Table indicating the causes of striker-days in car firms, between 1921 and 1939, and 1946 to 1964. Total striker days increased between the time periods, from 300 to 3000. Between 1921 and 1939 the major causes of striker days were wage-structure and workloads with 46.5%, followed by straight wage increase demands or wage reductions with 36%, and a group of trade union relations, redundancy, individual dismissals, management questions, and working hours or conditions, for a combined 18%. Between 1946 and 1964, the major cause was wage-structure and workloads at 30%, followed by trade union relations at 21.5%, redundancy at 18%, wage increase demands or wage reductions at 14%, individual dismissals at 8%, management questions at 6%, and working hours or conditions at 3%.

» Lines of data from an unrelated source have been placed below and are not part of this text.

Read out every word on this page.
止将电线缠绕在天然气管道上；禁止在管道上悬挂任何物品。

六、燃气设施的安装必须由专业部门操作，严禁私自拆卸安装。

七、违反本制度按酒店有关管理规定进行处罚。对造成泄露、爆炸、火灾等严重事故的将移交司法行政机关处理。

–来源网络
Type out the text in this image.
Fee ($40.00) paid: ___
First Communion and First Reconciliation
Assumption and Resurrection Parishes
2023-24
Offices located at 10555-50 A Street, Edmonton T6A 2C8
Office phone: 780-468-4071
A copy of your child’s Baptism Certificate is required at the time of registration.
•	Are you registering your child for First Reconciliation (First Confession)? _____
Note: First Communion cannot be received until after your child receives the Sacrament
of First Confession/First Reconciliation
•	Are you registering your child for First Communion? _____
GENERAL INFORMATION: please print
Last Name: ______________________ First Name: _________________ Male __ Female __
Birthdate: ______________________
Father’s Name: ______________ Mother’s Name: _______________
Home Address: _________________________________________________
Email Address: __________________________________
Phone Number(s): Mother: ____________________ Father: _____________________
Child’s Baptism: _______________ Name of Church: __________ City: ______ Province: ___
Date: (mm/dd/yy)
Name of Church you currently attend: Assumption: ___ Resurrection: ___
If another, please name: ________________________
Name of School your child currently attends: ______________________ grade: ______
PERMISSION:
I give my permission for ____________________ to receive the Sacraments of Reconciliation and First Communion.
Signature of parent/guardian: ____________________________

Thus, during the inter-war years, barely a sixth of the days on strike were attributable to non-wage disputes: since the war this total has increased almost tenfold. Challenges have been increasingly frequently made to managerial ‘rights’ to hire or fire, to determine workloads and speeds of machinery, and to decide ‘working arrangements, rules and discipline.’ Care is taken to document changes in the intensity of disputes over particular matters: disputes on union relations, for instance, have become considerably less frequent but markedly more weighty. The result is a work which provides a valuable corrective not only to official statistics, but still more to the figures put out by the car employers themselves, which are shown to have no definitional basis, and to comprehend a whole series of minscule incidents (including a dispute at Vauxhalls which cost 17 manhours and a series of lunchhour meetings at Rover that ran over their time, and which together accounted for one fifth of the ‘strikes’ reported by that firm.)